Representation. First and foremost, the MLA is a scholarly association and a membership organization that exists to promote the shared interests of all those who study language in its various manifestations. For this reason, the Executive Council considers having a broad base of members important, not for the sake of numbers but to ensure that the association represents the diverse interests of those teaching, studying, researching, and practicing the humanities. As the workforce changes, the MLA is committed to increasing participation by those who have been less represented in the past—including teachers and scholars in disciplines other than literature, community college faculty members, and of course the full-time and part-time contingent faculty members who do most of the teaching in United States (and, sometimes, Canadian) institutions. While new incentives for being an MLA member can be offered, this challenge finally comes down to people wanting to join or renew because the association promotes their values and gives them a voice.

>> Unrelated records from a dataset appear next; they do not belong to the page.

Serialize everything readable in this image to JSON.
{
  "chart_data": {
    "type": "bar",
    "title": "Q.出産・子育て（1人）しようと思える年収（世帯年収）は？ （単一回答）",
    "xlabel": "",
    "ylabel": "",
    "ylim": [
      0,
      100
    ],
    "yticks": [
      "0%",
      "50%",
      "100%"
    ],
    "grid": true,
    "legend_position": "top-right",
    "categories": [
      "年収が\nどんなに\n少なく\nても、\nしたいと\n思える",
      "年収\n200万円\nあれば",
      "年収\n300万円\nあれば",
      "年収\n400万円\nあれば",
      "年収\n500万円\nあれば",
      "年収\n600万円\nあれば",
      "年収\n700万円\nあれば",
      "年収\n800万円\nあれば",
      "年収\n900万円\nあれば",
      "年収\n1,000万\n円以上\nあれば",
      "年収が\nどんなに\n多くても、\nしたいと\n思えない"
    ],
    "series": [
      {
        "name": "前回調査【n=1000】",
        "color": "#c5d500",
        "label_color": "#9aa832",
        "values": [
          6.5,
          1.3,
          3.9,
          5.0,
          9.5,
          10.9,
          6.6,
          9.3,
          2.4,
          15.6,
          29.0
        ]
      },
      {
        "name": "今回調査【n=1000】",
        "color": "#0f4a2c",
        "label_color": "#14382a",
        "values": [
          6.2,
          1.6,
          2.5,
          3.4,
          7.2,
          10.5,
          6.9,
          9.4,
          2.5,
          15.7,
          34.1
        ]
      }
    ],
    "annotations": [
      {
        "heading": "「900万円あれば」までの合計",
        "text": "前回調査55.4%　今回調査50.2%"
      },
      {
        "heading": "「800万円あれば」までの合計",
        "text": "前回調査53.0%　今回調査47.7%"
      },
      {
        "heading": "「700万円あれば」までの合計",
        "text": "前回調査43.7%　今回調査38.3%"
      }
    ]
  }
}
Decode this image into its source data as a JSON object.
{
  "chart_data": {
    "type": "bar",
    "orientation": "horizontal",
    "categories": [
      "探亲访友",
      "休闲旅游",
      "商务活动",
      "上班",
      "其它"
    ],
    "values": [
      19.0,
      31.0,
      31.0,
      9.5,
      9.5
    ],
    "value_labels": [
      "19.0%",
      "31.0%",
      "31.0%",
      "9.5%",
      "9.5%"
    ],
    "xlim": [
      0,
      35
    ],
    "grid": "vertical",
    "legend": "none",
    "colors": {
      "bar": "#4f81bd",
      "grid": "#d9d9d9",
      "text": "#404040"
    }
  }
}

In this, we are making progress. The new intellectual structure—in which redrawn forums have replaced the old divisions and discussion groups, and the annual convention has changed accordingly—is a step forward; the council is imagining further changes to make the convention more accommodating to new and emerging groups. Now all members may nominate themselves (or any other member) to serve on committees of the association, an opportunity we hope more will take. Around half of those appointed to committees this year came from the online nomination process. The Nominating Committee is determined to keep a range of professional standpoints (including those of adjuncts, community college faculty members, and graduate students) on the Executive Council. Looking outward, we are strengthening our ties with associations such as the National Council of Teachers of English. As this past February’s National Adjunct Walkout Day began to take shape, the MLA launched a complementary initiative, Action for Allies, which provided hundreds of full-time faculty members a platform to declare their solidarity with the most exploited segment of our profession and to take action on their campuses. The work of advancing representation continues.
The MLA Convention. In-person job interviews at the convention became indispensable in the 1960s as an egalitarian reaction against the clubby customs of earlier decades. For nearly all of us, the only MLA convention we have known has been colored by the tensions of the job market. The gradual decline of in-person interviews at the convention in favor of online media means that, for the first time in generations, we have an opportunity to rethink the nature of our annual meeting. How should we envision a convention in which the apparatus of the job market is only a small part and where our intellectual connections can thrive in new ways?
Informed by a recent survey of members, the Executive Council is starting to think about this question. The possibilities include a less populous, more intellectually concentrated event; deeper attention to matters of mentoring and professionalization; and more occasions to engage with our allies in other disciplines and sectors, such as curators, librarians, and humanities PhDs in the tech industry. I suspect that how we respond creatively to this evolutionary change in the life of our fields will do much to define the MLA for the next several generations.
Closing the Circle. The MLA of recent decades has advocated for the profession by bringing people together, gathering information, and making recommendations for standards and practices. As we carry out these vital operations, we are committed to following through. We must ask: what results came from our advocacy, and what can we do next? How can you put this information to use in your department? Were the recommendations adopted, and what happens next? As the Executive Council and staff have heard me say, this is about closing the circle. This imperative has many dimensions, from developing MLA Commons into our town square to encouraging the Delegate Assembly to serve as a year-round source of advice and insight to the council as well as a site of activity on professional matters.
A few weeks ago, during a visit to Indiana University, I was asked to speak to a group of graduate students and faculty members about the work of the MLA. Their hopes for the association—as a force for improvement in a dispiriting professional climate, and as a community in which their voices will be heard—reminded me how important it is to maintain our progress on the challenges I have mentioned here, and more. Key to closing the circle will be MLA members themselves. The broad survey of the membership is already under way. As we reach out, I want to hear from more of you: what do you think the MLA should be in the next decade? I promise to use your responses to shape our action agenda.